Using the PIOMAS data I have calculated, for the Arctic Ocean, September and April (following) volumes from ice above and below 2.5m thick. That thickness demarcation is chosen to admit the bulk of the thicker ice slope of the monomodal spike, while omitting thicker ice that is almost certainly multi year ice in April. Then I have calculated the volume gain from ice above and below 2.5m thick from September to the following April.


This reveals a strong shift towards most of the autumn/winter ice volume increase coming from thinner ice, as is to be expected given the overall thinning. Since 2007 the bulk of volume gain over winter has been from ice under 2.5m thick. The intriguing part comes when I look at the relationship between volume at the start of the freeze season in September and volume at the end of the freeze season in April.

By taking inter-annual differences of September and April volume, then aligning so that the September difference series lines up with the following April I have carried out a windowed correlation. An eight year period is used because 2007 to 2014 is an eight year period.


The use of an eight year period for correlations is too short to be anything but suggestive, however this suggests that since 2007 there has been a decoupling of September volume and that of the following April. This decoupling is suggested by the crash in correlations shown above, but it is no more than suggested. However the presence of the strongly negative thickness-growth feedback should be expected to produce such a result.

In conclusion, I do not think that the volume gain of 2013/2014 is in the process of disappearing in just one winter. Come the summer I expect it to reappear as the thinner ice volume on the periphery of the Arctic ocean declines, while the thick stuff doesn't decline as much.

I'd like to close by offering a considered estimate as to what April's peak volume will be, but I can only offer a rough guess, about 1k km^3 over recent years, or over about 24k km^3. I've not committed any serious thought because I've been rather distracted having treated myself to an PSA2702 spectrum analyser, which is now my favourite gadget. :)

2 comments:

Nightvid said...

I think PIOMAS is incorrectly assigning thicknesses of 4+ meters along the CAA. Have you looked at the CryoSat map for last fall yet?

Chris Reynolds said...

Cryosat 2, as here?
http://www.esa.int/spaceinimages/Images/2014/12/Five_years_ice-thickness_change

Cryosat 2 shows less thick ice than last year, I think it's wrong.

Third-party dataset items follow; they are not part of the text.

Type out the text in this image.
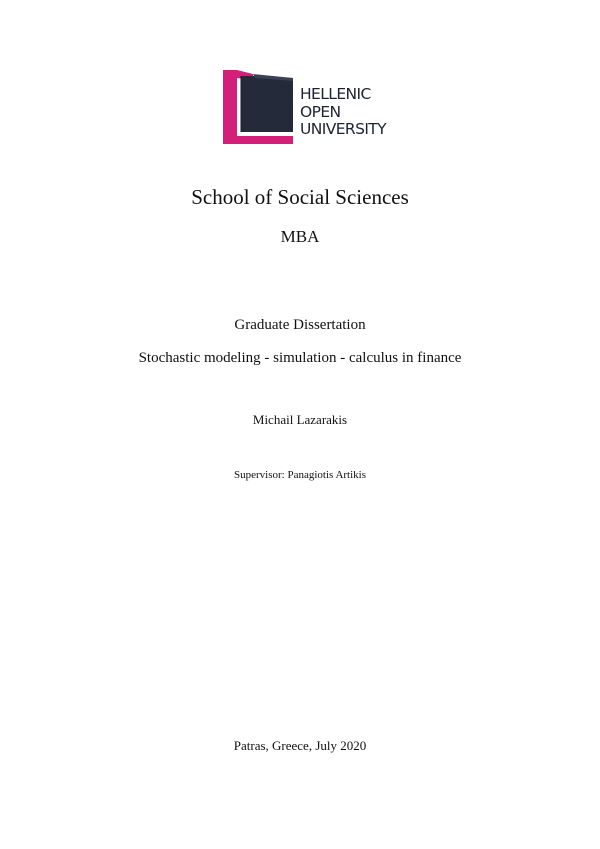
HELLENIC
OPEN
UNIVERSITY
School of Social Sciences
MBA
Graduate Dissertation
Stochastic modeling - simulation - calculus in finance
Michail Lazarakis
Supervisor: Panagiotis Artikis
Patras, Greece, July 2020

I'm not persuaded at present by Cryosat 2 due to issues like the use of climatological thickness of snow in freeboard calculation. It's a new product and it will take me some time to be persuaded (sorry I'm naturally sceptical like that).

ICEbridge might help decide.
http://nsidc.org/icebridge/portal/
But the catalogue doesn't seem to provide data after Autumn 2013. I've used that data before and have found it reasonably close to PIOMAS.

PIOMAS provides a consistent long term dataset, as to what the actual volume is I'm not sure (likewise with area & extent). But I use datasets as consistently processed data to allow long term comparison, not as 'the truth'. If PIOMAS shows volume (thickness) is up this year, while Cryosat 2 shows it isn't I am minded to prefer PIOMAS as a known and proven metric. However I do seem to recall working out last autumn back on the forum that PIOMAS and Cryosat 2 were within the uncertainties for PIOMAS (Schweiger et al - Oct volume has an uncertainty of +/-1.35k km^3).